Fourth generation farmer-rancher Sheldon Zwicker, a wiry 76 year old grandfather of 23, has been thrown in jail three times for assault over water fights, adding he’s put a few “smart knots” on the head of a stubborn neighbor or two. “Not trying to blow smoke but I’ve been into martial arts since I was 17 and I still train,” says Zwicker.
His earliest memory is riding with his dad, who learned from his dad who learned from his dad how to deal with water thieves. “He used to tell them ‘Either turn my water loose or I’ll throw you in the ditch.' And he did.’”
Zwicker figures his 80-acre spread, rich with history and bordering the Canyon of the Ancients National Monument, is worth fighting over. His livelihood depends on Rock Creek, a seemingly miracle stream which has kept the family livestock and hay business going since 1888. His property’s 130 year-old hand-hewn irrigation canal is the very last in line on the ditch, which makes it hard to keep track of who’s being honest miles up.
“If the water’s low you want to take all you’re entitled to, and so by the time it gets to the end of the ditch here, everybody’s irrigating but you,” said Zwicker, who lost the last two fingers on his left hand to a hay baler. “It’s just like I say without the water you’re living in a desert and you won’t stay long. But if you’ve got water to irrigate with and you take care of it you do all right.”

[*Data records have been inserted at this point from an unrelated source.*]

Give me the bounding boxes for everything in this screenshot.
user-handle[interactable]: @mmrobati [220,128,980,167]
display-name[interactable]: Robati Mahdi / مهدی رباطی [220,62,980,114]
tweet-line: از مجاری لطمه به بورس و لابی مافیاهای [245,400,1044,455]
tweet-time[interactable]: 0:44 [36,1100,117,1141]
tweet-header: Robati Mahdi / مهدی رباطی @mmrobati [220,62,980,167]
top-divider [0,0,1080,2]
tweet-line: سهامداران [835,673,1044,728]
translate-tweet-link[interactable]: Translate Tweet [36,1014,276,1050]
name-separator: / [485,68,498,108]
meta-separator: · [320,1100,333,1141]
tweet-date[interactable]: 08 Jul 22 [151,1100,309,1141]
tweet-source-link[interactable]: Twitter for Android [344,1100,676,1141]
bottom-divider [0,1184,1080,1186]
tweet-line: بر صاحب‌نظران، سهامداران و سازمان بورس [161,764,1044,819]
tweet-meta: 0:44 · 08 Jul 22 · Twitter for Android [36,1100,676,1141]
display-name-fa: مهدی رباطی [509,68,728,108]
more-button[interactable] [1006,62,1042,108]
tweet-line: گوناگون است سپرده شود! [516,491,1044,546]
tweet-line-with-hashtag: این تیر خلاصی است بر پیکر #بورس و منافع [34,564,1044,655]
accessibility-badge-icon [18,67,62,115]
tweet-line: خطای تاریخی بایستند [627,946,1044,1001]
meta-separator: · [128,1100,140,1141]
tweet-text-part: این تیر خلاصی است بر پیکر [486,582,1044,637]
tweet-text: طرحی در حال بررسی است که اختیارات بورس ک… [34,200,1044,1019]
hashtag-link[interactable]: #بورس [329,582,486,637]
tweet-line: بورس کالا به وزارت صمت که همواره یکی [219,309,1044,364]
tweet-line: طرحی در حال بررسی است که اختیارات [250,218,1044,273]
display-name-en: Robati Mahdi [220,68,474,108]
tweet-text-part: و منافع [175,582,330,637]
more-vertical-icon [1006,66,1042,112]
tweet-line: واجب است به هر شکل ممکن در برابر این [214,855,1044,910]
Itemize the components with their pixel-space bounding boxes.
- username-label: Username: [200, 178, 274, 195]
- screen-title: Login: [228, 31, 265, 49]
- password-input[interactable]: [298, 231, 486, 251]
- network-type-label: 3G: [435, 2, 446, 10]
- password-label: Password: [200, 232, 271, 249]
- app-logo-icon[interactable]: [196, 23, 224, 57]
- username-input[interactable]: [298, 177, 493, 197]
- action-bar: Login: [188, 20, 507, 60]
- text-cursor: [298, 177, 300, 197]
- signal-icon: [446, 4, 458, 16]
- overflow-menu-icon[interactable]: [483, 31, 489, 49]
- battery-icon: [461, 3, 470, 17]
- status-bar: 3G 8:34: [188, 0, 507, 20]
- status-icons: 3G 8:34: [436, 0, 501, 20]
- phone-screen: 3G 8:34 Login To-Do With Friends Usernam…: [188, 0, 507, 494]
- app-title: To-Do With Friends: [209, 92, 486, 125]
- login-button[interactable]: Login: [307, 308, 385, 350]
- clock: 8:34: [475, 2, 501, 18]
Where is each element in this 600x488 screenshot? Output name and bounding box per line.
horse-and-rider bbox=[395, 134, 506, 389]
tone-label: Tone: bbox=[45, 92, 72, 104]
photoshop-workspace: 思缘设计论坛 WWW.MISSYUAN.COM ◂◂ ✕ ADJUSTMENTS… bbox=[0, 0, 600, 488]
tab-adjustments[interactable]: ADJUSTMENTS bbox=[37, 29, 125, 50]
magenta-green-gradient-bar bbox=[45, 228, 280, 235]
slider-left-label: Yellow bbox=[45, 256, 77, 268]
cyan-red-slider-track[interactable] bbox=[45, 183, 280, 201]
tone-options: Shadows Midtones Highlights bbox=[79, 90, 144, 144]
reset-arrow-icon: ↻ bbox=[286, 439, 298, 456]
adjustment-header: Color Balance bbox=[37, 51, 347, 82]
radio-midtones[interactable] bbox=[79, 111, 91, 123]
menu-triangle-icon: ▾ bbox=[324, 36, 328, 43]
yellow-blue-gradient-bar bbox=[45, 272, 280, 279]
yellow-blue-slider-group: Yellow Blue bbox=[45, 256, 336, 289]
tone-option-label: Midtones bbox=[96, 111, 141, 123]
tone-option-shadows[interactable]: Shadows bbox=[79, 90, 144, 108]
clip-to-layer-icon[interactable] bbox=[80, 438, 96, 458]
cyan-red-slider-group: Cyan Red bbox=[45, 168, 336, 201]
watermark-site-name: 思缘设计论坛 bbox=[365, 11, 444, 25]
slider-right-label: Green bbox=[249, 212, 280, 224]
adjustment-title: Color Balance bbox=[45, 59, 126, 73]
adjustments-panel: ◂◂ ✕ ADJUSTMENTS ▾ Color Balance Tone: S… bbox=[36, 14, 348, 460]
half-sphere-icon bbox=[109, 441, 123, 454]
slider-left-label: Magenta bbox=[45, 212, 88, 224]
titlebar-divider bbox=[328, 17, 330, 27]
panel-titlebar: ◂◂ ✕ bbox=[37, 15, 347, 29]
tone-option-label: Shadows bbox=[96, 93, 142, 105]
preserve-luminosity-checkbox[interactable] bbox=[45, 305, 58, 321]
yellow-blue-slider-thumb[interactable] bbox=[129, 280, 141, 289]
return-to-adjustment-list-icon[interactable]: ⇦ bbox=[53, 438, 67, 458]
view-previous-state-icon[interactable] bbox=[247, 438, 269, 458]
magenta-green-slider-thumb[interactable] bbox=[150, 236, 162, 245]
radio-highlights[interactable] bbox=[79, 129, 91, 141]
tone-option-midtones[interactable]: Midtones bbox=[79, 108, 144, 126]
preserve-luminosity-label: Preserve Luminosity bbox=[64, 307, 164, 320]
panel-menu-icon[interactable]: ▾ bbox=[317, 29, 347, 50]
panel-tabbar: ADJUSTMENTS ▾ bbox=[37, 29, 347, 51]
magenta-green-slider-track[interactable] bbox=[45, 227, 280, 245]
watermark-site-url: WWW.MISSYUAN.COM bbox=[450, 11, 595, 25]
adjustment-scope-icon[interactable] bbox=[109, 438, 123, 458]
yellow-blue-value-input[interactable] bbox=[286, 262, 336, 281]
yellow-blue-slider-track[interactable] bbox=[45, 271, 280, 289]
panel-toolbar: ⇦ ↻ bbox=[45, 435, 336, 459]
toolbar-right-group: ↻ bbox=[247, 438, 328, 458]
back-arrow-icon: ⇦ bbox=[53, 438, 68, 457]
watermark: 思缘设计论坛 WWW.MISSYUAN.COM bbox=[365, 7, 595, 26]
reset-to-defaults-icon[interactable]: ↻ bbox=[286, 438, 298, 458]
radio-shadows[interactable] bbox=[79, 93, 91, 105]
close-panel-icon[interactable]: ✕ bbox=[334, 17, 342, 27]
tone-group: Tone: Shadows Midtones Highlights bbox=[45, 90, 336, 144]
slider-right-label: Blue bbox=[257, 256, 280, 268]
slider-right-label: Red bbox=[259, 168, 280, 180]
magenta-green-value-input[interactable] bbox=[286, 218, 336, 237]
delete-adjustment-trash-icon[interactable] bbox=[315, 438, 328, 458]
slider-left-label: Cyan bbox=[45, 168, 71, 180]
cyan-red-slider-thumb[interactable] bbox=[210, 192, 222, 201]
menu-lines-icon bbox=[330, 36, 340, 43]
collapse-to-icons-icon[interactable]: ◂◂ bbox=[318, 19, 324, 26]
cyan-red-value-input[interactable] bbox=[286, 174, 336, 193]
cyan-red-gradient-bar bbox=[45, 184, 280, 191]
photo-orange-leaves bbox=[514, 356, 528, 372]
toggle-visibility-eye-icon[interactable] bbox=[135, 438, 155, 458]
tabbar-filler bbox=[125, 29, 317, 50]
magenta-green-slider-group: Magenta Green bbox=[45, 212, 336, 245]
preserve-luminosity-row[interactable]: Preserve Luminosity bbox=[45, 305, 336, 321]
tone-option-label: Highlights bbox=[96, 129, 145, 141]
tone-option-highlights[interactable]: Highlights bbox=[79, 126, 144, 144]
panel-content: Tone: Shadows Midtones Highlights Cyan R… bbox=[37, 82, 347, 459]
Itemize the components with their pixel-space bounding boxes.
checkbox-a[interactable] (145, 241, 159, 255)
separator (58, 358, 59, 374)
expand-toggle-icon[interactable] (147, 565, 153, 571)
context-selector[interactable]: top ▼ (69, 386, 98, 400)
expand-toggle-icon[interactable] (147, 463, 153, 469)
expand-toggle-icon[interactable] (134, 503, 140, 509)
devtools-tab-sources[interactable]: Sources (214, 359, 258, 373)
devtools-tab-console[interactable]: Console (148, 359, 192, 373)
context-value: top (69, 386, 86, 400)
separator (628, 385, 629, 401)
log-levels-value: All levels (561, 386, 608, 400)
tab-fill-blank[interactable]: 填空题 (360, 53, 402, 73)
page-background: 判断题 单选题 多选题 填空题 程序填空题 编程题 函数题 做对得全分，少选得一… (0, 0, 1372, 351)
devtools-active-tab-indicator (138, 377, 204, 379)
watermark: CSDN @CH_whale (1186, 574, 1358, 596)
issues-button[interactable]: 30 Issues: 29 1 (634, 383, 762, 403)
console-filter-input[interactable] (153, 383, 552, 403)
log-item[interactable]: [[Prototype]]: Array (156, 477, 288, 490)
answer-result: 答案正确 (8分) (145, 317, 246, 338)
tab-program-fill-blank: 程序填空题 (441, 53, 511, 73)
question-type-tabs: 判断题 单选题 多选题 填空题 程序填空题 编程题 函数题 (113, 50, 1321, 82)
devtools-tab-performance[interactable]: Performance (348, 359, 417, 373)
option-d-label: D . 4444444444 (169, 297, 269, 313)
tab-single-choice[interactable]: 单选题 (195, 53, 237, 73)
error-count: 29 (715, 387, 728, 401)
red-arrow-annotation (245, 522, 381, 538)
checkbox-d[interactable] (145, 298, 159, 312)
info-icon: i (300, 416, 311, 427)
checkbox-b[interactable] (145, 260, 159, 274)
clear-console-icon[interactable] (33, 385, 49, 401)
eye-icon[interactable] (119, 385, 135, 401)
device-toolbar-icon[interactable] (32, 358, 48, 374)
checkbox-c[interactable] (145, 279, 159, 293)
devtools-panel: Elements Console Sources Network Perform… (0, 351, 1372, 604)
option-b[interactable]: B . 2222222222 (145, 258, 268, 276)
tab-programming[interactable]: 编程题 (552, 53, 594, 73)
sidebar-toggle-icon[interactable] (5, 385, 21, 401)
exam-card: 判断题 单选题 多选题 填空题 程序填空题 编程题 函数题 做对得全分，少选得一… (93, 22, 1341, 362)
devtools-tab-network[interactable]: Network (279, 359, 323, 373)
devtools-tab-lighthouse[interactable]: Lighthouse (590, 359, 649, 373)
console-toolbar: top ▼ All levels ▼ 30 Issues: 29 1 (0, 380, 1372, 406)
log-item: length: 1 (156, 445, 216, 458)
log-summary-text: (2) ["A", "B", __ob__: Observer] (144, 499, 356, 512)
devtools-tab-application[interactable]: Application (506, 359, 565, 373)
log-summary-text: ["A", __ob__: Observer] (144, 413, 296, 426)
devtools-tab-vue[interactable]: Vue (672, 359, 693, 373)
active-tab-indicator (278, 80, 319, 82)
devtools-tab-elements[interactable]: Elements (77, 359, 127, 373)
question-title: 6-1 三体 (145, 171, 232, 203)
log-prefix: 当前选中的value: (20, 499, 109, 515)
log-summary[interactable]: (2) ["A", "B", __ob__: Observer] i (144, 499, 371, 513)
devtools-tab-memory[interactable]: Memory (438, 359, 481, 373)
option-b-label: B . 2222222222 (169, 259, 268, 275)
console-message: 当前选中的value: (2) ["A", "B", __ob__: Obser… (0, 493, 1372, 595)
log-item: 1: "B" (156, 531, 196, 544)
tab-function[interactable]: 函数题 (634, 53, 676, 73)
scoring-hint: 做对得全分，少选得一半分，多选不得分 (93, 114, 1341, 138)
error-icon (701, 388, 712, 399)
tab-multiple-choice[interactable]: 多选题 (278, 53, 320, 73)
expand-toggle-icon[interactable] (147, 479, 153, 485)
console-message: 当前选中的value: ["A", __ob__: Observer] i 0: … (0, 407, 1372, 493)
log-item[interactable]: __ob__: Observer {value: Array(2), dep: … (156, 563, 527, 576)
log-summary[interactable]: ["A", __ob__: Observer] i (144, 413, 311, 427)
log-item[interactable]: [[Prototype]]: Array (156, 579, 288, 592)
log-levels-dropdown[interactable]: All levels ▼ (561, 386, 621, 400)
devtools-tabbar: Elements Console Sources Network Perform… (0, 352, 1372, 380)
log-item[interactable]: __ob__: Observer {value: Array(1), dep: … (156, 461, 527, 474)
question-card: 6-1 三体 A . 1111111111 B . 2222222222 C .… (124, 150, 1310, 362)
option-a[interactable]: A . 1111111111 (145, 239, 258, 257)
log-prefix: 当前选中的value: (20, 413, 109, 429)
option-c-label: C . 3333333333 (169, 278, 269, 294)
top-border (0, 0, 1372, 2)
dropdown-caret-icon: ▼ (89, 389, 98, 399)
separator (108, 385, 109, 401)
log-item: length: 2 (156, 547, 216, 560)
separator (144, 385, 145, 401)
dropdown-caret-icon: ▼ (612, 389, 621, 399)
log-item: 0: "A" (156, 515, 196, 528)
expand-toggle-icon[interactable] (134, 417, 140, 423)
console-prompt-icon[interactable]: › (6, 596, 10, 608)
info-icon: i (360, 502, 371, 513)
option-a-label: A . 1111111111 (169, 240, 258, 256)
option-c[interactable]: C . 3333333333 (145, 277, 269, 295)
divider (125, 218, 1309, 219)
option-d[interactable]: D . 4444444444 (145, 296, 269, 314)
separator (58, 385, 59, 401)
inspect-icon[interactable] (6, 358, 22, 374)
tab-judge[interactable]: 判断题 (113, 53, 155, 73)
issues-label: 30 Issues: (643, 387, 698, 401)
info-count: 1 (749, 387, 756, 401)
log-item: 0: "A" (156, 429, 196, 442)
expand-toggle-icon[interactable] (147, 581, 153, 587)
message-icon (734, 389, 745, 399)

Zane Odell is doing all right, but says he has gone broke a couple of times, and one more dry year meant he had to “measure the water by the spoonful.”
Tired of fighting the battles that come with the ranching life, Odell, 59, recently sold most of his cattle and used part of the money to build a $1.5 million livestock sale barn and a new career. “I could’ve put it in a sock and lived out my life. But I’m investing in my kids,” the father of three told The Gazette.
Odell still runs some cattle and farms 250 acres of wheat on land which his family has run for four generations. “I don’t know anything else.”
Family lore goes all the way back to the 1880’s, when his great-grandmother was knee-high to a corn stalk, she would run pails of biscuits and bacon out to the rim along the canyons where Harry Alonzo Longabaugh, AKA the Sundance Kid, and his band of outlaws hung out in secret.
The Sundance Kid left Cortez in 1886. He could have stayed doing honest work, according to the Montezuma Valley Irrigation Company, toiling 12 hour shifts at a dollar a day digging tunnels through the mountains to bring water to the valley from the Dolores River. By 1890, irrigation ditches were flowing, ranchers were making decent money, and Sundance Kid was a year or two away from a life of crime, robbing banks and trains throughout the West.
The Kid didn’t foresee that four generations later, water would be about as valuable as gold.